The article has some factual errors (such as describing Alan Greenspan’s tenure at the Federal Reserve as the “apogee of Objectivism”) and misses some big points. However, I can’t resist quoting a few of the article’s better passages:

  • [I]t was Atlas Shrugged that made her a national institution and gave the world a new philosophy, known as Objectivism.
  • What is Objectivism? Rand described it as “the concept of man as a heroic being, with his own happiness as the moral purpose of his life, with productive achievement as his noblest activity, and reason as his only absolute.” The only social system consistent with this morality, Rand insisted, is pure, unfettered capitalism, and the only function of government is the protection of individual rights.

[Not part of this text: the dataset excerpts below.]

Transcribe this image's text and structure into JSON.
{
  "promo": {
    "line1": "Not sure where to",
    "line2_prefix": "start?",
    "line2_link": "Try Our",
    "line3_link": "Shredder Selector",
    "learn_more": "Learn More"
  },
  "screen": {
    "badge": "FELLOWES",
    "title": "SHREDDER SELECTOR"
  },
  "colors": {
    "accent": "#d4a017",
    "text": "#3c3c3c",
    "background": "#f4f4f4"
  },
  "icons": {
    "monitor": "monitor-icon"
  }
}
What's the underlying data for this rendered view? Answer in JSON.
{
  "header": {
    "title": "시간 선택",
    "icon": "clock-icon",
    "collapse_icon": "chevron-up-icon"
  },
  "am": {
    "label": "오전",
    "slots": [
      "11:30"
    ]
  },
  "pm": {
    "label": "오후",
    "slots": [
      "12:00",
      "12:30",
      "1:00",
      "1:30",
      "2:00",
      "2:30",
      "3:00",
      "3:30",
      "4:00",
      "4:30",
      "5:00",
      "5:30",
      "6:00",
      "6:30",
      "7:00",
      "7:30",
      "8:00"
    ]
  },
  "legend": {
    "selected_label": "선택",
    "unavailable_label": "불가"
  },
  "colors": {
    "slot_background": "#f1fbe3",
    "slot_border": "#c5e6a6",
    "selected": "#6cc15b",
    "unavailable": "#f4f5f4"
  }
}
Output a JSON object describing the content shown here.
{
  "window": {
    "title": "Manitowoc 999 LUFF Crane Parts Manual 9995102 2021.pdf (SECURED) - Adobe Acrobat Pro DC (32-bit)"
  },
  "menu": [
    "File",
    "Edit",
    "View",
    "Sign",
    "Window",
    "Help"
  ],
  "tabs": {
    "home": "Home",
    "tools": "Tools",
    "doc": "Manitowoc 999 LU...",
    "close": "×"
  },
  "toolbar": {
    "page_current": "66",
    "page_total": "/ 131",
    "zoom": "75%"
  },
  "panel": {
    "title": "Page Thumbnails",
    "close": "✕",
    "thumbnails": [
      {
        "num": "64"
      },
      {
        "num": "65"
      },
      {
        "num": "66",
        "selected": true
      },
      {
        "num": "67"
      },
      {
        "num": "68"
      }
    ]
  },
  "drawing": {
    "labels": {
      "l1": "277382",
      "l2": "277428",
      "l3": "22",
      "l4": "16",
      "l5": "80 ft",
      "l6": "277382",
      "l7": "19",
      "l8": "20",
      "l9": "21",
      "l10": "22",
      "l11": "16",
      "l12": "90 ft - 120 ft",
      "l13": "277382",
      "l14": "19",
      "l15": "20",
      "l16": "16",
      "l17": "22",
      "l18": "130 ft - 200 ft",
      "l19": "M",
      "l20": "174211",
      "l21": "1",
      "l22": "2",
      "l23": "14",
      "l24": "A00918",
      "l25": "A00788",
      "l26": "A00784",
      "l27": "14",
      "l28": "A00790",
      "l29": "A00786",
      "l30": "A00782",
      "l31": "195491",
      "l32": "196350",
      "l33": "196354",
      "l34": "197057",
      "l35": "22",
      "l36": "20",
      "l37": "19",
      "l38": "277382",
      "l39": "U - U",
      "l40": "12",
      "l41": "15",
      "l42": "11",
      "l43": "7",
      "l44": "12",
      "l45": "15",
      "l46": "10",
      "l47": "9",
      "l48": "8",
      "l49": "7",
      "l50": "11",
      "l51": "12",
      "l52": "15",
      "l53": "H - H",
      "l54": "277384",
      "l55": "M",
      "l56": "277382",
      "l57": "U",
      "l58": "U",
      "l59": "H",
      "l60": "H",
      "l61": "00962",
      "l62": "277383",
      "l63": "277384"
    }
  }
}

  • John Galt in his own words. The hero of Atlas Shrugged outlines Objectivism in a 60-page speech. These excerpts provide a sense of the character’s-and the author’s-intensity: “While you were dragging to your sacrificial altars the men of justice, of independence, of reason, of wealth, of self-esteem, I beat you to it, I reached them first. I told them the nature of the game you were playing and the nature of that moral code of yours, which they had been too innocently generous to grasp. I showed them the way to live by another morality-mine. It is mine that they chose to follow.”
    …”The world will change when you are ready to pronounce this oath: I swear by my life and my love of it that I will never live for the sake of another man, nor ask another man to live for the sake of mine.”

It’s never a bad day when thousands more readers are treated to a taste of Ayn Rand’s provocative point of view, in her own words. Qualified kudos to the editors of The Week.